The new transportation investments would be paid for with a myriad of tax and fee hikes, including:
- a 2-cent per gallon gas tax increase
- doubling the vehicle titling fee to $110
- raising the vehicle registration fee from $27 per year to $81 per year
- creating a first-time fee of $100 for titling cars new to the state
- raising the tobacco tax by 2½ cents
The plan also calls for borrowing $600 million and using and additional $16 million in lottery money.
Kulongoski said that that it would create 2,100 jobs annually for the first five years and raise $500 million per year. The package immediately drew intense scrutiny from anti-tax advocates and, if approved by the state legislature, would be the state’s largest-ever transportation improvement effort.
Yet, it may not be that Kulongoski, a Democrat, has much to worry about in the way of oppostion. After last week’s election, Oregon Democrats have increased their majority in the state house and obtained a supermajority in the state senate. Rather smartly, he’s put this proposal out there at a time when the Republican party seems to have become an afterthought in Oregon politics.
Regardless of politics, the AAA of Oregon thinks that most of the tax and fee increases will sit fine with Oregon’s citizens, saying, “Certainly, a 2-cent gas-tax increase should be palatable to most people.” And if it creates jobs and boosts Oregon’s economy, even the typically anti-tax, conservative business owners will be forced to get in line.
As an Oregon resident for most of the last decade, I say it’s about damn time. I drive the highways on a daily basis and have always thought the condition of Oregon’s roads, bridges and rails is embarrassing.
I mean, we still have trains that cut off traffic on major roads in major cities at rush hour; we don’t do emissions testing except in one metro area (Portland); our highways are slowly, but surely, turning into the next California-style traffic mess; and, we have only a few bridges that cross the Willamette River over a nearly 150-mile stretch (where most of the people in Oregon live).
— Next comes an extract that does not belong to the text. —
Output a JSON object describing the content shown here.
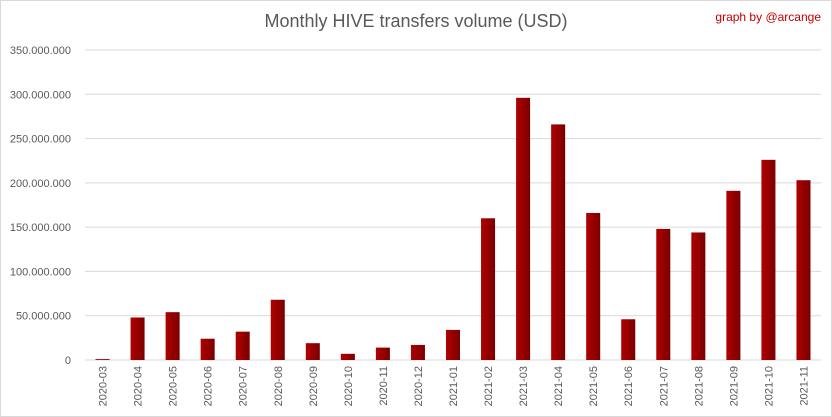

Plus, most of Interstate-5 (THE ONLY major north-south highway in Oregon) has a huge median strip which currently just takes up space, but could be used for a high-speed commuter train. What daily commuter wouldn’t jump at the chance to give up their stressful car ride and sit on a train listening to music and surfing the internet?
If this plan gets passed, I hope that a high speed commuter line is at the top of their agenda, along with developing a network of charging stations for electric cars, drastically improving mass transit options statewide, and fixing our bridge situation. If we ever hope to compete in a world in which India and China are dominant, we need these types of improvements now.
As Governor Kulongoski said, “Investing in transportation in tough times sets us up for success in good times.” Although I don’t always agree with him, those are wiser words than I’ve heard spoken in Oregon politics in a long time.